Gavin King of Hibernate/JBoss fame dropped us a comment regarding the impact of IBM's WebSphere announcement on JBoss.
While Derby is an interesting product, and while I very much hope that the pure-Java database space matures soon, I don't think it's at all reasonable to believe that people will be deploying production web or enterprise applications on Derby in the near future. (This is certainly a niche for pure Java databases, but this is probably not it.) Rather, people in pursuit of a complete-opensource stack will continue to use MySQL or PostgreSQL as they do today. We have a great relationship with MySQL, and I don't frankly see Derby as any kind of a threat to their market penetration. The JBoss / MySQL stack is a many times more credible combination than WebSphere Community / Derby! Meanwhile, our customers have huge existing legacy databases and most aren't interested in moving off of Oracle or DB2 or Sybase or SQL Server or Teradata or whatever at the same time they migrate away from WebSphere or WebLogic. I mean, why should they? In most cases, switching databases is going to be a much, much more expensive proposition than switching appservers.So, in conclusion, I don't see there being any real synergy in having a database bundled with the application server.
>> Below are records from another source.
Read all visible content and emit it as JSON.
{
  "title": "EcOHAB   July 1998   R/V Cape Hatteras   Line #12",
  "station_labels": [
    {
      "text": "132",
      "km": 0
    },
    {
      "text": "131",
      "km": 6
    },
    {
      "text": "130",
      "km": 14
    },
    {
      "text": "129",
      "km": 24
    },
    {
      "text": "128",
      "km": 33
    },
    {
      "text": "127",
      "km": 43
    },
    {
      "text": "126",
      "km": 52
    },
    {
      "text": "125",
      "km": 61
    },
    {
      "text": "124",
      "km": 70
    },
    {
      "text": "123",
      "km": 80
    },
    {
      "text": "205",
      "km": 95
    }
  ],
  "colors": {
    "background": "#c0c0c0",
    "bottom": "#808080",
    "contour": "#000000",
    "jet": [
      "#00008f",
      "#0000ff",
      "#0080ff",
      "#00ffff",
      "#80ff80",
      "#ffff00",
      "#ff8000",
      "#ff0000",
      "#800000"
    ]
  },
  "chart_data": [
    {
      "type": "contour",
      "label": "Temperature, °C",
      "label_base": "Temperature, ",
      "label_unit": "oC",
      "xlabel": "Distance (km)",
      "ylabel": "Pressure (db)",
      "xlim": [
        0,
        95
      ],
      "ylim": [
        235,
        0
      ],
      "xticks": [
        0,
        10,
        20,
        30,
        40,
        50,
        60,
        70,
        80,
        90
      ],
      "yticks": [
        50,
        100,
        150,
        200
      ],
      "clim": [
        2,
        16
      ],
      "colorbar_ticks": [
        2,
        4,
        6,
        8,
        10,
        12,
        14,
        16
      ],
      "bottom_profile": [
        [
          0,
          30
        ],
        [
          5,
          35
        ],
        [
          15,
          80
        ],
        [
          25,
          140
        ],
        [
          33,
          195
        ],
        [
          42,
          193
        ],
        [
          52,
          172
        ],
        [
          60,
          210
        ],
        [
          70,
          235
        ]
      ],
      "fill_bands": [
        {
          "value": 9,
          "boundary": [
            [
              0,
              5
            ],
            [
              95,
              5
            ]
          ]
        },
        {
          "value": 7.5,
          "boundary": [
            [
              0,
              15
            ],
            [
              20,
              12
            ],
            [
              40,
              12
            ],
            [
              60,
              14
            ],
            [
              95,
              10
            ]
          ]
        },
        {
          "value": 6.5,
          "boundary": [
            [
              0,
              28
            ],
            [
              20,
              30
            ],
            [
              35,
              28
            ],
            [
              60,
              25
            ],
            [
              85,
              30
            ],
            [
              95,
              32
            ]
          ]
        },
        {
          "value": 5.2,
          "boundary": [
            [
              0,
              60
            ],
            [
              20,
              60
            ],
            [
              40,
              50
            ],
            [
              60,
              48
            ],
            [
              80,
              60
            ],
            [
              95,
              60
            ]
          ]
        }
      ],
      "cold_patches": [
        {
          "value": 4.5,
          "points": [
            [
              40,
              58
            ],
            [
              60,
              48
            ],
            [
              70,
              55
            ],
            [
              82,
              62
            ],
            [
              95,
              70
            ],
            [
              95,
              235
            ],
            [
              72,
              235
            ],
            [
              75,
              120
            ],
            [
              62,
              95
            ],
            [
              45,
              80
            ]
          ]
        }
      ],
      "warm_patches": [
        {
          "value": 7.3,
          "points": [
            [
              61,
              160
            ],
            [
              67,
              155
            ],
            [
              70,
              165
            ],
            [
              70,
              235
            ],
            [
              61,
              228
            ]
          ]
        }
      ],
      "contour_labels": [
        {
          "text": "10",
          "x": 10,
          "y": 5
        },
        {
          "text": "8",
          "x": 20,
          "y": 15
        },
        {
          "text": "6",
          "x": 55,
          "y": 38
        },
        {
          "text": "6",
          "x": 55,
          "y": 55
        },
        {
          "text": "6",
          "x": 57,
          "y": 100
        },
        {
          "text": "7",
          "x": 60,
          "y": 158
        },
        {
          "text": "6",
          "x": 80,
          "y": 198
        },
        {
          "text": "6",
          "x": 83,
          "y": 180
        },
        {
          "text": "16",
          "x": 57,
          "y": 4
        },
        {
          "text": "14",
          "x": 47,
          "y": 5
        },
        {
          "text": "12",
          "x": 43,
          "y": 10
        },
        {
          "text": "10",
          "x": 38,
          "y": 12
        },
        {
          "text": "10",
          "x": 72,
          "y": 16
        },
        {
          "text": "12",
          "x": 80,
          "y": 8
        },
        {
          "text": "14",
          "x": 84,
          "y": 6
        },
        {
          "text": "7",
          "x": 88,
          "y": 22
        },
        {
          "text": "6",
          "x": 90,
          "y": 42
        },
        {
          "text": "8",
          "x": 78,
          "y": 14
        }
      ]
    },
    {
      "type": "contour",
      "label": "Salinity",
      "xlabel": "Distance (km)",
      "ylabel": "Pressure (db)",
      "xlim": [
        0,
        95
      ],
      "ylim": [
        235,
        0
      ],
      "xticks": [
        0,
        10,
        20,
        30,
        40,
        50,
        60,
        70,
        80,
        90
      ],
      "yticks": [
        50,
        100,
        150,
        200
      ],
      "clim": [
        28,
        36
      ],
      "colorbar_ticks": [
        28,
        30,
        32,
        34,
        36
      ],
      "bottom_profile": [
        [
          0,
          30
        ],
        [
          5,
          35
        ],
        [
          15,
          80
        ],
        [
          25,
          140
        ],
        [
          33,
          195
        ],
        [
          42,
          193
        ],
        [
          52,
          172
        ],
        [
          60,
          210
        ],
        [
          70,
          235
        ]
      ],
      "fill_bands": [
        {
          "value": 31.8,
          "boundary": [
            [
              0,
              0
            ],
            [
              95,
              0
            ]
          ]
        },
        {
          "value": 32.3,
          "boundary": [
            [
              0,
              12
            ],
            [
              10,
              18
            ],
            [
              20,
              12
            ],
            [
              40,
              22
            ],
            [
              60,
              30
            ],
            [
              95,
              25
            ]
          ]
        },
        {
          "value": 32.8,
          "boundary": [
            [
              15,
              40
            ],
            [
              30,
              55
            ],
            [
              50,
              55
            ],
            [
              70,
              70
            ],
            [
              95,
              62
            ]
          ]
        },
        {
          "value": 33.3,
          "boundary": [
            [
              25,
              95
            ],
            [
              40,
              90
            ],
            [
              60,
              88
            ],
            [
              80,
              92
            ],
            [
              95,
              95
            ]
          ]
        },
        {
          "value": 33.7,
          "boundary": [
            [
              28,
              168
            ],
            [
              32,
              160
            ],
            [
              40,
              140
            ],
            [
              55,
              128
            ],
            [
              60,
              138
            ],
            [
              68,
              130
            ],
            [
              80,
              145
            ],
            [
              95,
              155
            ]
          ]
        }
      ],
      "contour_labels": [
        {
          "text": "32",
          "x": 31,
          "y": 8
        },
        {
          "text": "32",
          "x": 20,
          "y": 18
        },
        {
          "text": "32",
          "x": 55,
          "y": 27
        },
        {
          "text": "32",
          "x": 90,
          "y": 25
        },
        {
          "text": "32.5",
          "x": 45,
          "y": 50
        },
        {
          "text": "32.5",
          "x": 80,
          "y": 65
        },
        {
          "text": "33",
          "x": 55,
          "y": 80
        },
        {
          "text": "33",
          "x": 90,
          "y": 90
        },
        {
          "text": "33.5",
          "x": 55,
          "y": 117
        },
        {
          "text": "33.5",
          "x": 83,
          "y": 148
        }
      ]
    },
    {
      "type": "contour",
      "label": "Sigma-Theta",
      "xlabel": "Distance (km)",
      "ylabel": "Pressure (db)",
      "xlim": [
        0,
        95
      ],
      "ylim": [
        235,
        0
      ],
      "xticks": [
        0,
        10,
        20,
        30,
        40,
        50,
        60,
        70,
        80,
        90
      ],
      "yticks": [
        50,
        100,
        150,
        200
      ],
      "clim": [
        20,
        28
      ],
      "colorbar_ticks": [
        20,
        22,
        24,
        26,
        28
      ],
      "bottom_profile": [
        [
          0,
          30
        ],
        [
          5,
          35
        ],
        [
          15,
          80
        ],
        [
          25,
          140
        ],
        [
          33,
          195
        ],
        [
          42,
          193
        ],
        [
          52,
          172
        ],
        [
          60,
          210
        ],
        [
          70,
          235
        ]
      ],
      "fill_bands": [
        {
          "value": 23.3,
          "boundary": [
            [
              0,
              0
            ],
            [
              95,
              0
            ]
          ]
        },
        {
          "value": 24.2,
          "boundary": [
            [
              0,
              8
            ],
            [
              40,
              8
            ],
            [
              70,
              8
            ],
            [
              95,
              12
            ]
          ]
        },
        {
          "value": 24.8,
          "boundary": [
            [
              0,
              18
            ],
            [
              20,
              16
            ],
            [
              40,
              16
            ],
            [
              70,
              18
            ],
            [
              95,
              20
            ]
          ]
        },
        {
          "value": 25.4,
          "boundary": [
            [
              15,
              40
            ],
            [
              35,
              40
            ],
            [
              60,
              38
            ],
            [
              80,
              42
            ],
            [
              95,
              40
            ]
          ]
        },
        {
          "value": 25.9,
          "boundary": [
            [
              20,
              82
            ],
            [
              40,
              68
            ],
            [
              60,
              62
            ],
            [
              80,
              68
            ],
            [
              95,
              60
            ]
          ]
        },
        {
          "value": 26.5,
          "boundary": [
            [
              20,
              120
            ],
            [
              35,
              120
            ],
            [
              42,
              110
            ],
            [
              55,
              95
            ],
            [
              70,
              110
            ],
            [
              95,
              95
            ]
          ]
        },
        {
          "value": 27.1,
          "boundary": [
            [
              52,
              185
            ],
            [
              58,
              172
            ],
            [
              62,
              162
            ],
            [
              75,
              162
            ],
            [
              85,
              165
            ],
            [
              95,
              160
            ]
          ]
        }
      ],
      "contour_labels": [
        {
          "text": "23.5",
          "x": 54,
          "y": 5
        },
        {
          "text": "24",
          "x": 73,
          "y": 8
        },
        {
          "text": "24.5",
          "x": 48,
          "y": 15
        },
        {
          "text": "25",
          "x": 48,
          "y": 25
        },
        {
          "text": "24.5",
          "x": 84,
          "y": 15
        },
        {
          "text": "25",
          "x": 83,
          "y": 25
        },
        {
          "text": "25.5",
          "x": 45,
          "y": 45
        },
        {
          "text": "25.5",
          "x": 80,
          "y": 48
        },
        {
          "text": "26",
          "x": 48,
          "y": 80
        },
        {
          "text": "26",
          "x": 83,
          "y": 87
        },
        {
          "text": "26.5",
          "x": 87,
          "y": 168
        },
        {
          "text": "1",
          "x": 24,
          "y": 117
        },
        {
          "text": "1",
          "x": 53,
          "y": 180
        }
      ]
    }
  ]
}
Frankly, if I were IBM, I would not be trumpeting my story around data without having some (any) kind of credible story for /persistence/ first. Hehe, I should say that the proposed stacks are:
WebSphere Community / EJB CMP / Derby
JBoss AS / Hibernate / MySQL
Gavin makes a good point. I don't think that Derby is really all that relevant. The issue that remains important is that IBM is capable of creating a good stack, and with it's sales force could definitely sway customers to purchase the whole package from them. The best product doesn't always win-if it did we'd all be using Macs ;>
BTW-Thanks to Gavin for shutting me up.